Ora, a distância entre a ética e a política é ainda maior, pois, sendo a actividade política a aplicação concreta das medidas, tem que ter em conta todas as circunstâncias sociais e não apenas os princípios universais. O próprio Kant que já tomámos como referência, por muito que gostasse de ver a moralidade a orientar a actividade política, reconhece que o que mais tem orientado a história concreta dos homens é o seu desejo, o seu egoísmo, não vendo, aliás, grandes possibilidades de transformação dessa orientação.

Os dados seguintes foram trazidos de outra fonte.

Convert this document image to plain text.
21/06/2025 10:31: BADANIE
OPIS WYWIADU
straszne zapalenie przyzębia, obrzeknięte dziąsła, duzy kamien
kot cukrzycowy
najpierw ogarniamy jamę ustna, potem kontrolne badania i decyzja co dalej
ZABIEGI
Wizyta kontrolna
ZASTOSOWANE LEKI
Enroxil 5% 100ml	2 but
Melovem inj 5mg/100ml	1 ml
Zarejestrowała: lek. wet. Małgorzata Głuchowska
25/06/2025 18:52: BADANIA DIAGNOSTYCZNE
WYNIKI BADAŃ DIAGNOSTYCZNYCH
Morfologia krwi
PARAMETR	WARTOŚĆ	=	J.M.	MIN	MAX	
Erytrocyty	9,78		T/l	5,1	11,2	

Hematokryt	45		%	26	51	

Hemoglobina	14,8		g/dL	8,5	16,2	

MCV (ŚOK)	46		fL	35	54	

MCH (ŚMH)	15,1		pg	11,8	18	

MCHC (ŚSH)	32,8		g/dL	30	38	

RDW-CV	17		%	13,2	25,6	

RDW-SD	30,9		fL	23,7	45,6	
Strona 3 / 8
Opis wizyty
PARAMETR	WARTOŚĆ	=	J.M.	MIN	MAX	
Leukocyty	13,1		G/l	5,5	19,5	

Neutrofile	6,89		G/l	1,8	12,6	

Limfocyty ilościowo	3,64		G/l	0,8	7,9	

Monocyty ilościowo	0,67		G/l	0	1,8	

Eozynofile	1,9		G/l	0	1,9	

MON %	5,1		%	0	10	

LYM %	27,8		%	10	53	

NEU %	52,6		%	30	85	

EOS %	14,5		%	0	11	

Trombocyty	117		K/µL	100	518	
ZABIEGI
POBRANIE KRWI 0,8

Considera que o homem é portador de uma “sociabilidade insociável” que o leva a entrar em sociedade, visto que a sua inteligência orientada pelo desejo vê mais vantagens na vida em sociedade que na vida isolada; mas que, assim que se encontra em sociedade, visto ser orientado pelo desejo, procura retirar privilégios para si em detrimento dos outros, até por medo que os outros já o estejam a fazer ou o venham a fazer para si. Assim, a sociedade é um constante conflito de egoísmos, constantemente à beira da desagregação e constantemente a ser regenerada pelo interesse dos homens em que ela exista.
Neste quadro, a política afigura-se, sobretudo, como uma actividade de gestão dos conflitos, de gestão dos interesses contraditórios presentes numa sociedade. Isto, bem entendido, mesmo no caso de verdadeiros políticos bem intencionados, cujo objectivo último é o bem comum, o interesse da polis, da sociedade. Os indivíduos que ocupem o aparelho de Estado para satisfazerem unicamente interesses privados não são políticos, mas sim criminosos. Mesmo que ultimem umas leis à medida para tornarem legais as suas actividades, do ponto de vista do direito natural e da própria definição de política, continuam a ser criminosos e não políticos. A verdadeira luta política ocorre quando existem divergências ideológicas acerca da melhor forma de satisfazer o bem comum, e não quando o indivíduo x protege os interesses da Confederação y contra a acção do indivíduo z que quer dar um concurso a ganhar ao Consórcio k. Por isso mesmo, um Estado clientelar tem tendência a ser um Estado criminoso, embora se possa admitir que ainda exista pior: um Estado caciquista em que um ditador utilize o aparelho de Estado para roubar directamente um país para si e para os seus. Devido a tais perigos é que se afigura de importância extrema a clara divisão dos poderes defendida desde o Iluminismo (legislativo, executivo, judicial), assim como diversos mecanismos e instâncias que funcionem como contra-poderes aos poderes existentes seguindo a velha e desconfiada tradição da República Romana. O objectivo principal é sempre o mesmo: evitar abusos do poder político para fins que não sejam estritamente políticos ou que, mesmo quando bem intencionados, acabem por pôr em causa o fim da política, o bem comum.